🤖 AI Summary
This paper addresses privacy-preserving generative modeling under distributed data settings. We propose Federated Flow Matching (FFM), a decentralized framework that performs flow matching without centralized data aggregation. Methodologically, FFM innovatively integrates locally optimal transport with a semi-dual formulation of global optimal transport; clients collaboratively align flow trajectories by sharing scalar potential functions, thereby enhancing flow linearity and generation quality. Furthermore, FFM embeds flow matching into the federated learning paradigm, ensuring end-to-end privacy preservation.
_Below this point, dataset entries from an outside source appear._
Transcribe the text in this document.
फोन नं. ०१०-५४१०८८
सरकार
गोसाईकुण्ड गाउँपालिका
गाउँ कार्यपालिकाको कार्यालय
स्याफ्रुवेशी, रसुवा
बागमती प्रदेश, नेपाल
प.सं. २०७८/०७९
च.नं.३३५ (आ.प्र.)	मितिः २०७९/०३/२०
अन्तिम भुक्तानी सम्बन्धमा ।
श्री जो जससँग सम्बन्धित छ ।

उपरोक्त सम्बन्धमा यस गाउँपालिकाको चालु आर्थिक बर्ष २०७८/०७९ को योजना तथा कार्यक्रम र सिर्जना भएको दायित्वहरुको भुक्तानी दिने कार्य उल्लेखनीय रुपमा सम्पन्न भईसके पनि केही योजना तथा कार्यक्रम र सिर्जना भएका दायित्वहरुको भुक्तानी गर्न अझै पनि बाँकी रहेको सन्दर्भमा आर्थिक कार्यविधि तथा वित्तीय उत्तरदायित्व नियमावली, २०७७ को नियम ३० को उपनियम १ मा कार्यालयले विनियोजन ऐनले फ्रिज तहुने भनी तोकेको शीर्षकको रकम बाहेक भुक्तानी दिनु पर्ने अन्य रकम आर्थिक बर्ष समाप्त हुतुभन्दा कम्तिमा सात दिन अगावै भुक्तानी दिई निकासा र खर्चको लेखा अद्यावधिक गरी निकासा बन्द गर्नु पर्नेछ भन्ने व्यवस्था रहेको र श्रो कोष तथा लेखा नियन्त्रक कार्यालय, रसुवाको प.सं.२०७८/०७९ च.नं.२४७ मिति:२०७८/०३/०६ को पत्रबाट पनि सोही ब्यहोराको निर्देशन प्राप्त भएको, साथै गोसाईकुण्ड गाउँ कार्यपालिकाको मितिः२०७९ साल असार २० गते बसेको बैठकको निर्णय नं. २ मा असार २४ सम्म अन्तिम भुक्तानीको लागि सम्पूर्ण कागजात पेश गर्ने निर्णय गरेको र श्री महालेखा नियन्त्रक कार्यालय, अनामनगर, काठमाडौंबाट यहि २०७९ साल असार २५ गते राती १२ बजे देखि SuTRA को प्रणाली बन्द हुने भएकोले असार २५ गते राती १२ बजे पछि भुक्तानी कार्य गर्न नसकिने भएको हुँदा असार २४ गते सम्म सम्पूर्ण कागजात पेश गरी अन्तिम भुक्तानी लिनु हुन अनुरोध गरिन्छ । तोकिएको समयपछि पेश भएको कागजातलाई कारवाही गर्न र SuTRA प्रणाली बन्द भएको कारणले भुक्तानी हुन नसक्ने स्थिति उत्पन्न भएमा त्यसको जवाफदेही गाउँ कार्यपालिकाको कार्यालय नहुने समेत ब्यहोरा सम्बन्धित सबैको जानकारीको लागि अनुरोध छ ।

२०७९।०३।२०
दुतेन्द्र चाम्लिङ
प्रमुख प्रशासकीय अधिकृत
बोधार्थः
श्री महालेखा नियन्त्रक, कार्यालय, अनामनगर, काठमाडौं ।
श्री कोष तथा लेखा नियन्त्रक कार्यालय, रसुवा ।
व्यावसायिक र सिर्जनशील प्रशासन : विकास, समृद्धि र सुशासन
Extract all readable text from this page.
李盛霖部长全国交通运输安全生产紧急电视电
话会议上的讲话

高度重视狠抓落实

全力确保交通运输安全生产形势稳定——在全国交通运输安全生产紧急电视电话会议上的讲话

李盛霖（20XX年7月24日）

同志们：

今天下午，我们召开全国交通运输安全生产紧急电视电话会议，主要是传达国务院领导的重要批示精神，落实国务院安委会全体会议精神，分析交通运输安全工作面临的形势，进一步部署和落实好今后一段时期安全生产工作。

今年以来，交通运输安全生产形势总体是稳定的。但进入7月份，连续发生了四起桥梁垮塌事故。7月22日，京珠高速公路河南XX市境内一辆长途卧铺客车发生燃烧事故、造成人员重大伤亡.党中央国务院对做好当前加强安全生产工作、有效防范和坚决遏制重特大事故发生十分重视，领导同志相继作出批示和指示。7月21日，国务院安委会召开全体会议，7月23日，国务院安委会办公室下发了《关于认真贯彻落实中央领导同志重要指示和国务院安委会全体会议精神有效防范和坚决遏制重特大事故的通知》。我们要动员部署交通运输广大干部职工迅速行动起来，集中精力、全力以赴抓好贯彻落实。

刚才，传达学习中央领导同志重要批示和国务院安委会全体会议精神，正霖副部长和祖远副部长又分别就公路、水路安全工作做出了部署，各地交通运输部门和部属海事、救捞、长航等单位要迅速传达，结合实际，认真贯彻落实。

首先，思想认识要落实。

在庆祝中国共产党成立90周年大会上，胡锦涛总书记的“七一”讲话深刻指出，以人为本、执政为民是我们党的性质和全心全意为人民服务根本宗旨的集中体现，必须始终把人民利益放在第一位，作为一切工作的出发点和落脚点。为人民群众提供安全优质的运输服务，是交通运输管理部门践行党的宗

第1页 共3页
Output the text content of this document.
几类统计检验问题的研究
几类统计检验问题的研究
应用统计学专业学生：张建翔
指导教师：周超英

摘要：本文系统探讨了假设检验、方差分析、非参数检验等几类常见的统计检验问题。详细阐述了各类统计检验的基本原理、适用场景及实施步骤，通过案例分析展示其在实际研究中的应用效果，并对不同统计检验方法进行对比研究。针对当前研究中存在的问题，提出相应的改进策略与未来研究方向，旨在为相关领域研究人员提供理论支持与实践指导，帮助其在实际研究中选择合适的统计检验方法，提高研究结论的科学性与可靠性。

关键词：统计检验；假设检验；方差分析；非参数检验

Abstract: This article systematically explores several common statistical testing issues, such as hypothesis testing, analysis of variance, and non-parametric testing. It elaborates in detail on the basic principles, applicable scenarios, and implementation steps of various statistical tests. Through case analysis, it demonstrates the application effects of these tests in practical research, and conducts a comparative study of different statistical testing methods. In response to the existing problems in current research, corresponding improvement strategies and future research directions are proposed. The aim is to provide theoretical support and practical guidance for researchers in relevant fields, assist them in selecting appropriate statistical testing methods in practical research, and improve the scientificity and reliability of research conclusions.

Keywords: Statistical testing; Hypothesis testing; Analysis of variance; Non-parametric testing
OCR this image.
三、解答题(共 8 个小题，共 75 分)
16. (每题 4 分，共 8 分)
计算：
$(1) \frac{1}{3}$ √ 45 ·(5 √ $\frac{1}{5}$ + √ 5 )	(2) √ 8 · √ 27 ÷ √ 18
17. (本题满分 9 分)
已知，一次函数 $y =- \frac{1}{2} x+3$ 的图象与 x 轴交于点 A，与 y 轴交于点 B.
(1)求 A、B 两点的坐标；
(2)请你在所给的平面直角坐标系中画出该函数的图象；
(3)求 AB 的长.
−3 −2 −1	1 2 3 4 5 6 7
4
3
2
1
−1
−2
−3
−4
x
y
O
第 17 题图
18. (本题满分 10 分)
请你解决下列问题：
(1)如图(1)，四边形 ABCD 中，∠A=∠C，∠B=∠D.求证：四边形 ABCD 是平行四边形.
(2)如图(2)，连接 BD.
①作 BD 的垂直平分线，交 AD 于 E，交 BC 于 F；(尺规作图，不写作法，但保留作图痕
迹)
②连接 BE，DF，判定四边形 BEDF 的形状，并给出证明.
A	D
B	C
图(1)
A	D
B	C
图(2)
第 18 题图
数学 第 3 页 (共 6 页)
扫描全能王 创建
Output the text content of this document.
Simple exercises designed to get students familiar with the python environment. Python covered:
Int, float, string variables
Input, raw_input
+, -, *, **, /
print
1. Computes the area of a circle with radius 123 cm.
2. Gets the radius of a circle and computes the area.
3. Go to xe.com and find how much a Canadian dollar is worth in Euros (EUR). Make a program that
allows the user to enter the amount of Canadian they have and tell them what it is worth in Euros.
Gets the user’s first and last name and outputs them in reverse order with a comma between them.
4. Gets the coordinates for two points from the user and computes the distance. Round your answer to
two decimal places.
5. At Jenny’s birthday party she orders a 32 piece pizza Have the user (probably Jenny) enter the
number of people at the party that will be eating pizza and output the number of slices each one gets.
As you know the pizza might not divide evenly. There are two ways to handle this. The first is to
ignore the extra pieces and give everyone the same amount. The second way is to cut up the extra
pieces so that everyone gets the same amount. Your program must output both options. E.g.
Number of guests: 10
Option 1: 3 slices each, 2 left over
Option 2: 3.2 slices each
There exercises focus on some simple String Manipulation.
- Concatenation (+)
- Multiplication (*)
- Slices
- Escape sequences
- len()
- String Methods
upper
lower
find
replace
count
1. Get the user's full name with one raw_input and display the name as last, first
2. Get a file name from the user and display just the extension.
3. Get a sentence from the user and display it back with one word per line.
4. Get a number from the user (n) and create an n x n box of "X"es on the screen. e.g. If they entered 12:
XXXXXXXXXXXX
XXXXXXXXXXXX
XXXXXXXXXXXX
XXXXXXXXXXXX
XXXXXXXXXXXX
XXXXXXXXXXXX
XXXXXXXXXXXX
Extensive experiments on synthetic and image benchmarks demonstrate that FFM achieves generation performance competitive with centralized training baselines, improves flow straightness by up to 23.6%, and attains superior inference efficiency compared to existing federated generative methods—effectively balancing privacy guarantees, generation fidelity, and computational efficiency.
📝 Abstract
Data today is decentralized, generated and stored across devices and institutions where privacy, ownership, and regulation prevent centralization. This motivates the need to train generative models directly from distributed data locally without central aggregation. In this paper, we introduce Federated Flow Matching (FFM), a framework for training flow matching models under privacy constraints. Specifically, we first examine FFM-vanilla, where each client trains locally with independent source and target couplings, preserving privacy but yielding curved flows that slow inference. We then develop FFM-LOT, which employs local optimal transport couplings to improve straightness within each client but lacks global consistency under heterogeneous data. Finally, we propose FFM-GOT, a federated strategy based on the semi-dual formulation of optimal transport, where a shared global potential function coordinates couplings across clients. Experiments on synthetic and image datasets show that FFM enables privacy-preserving training while enhancing both the flow straightness and sample quality in federated settings, with performance comparable to the centralized baseline.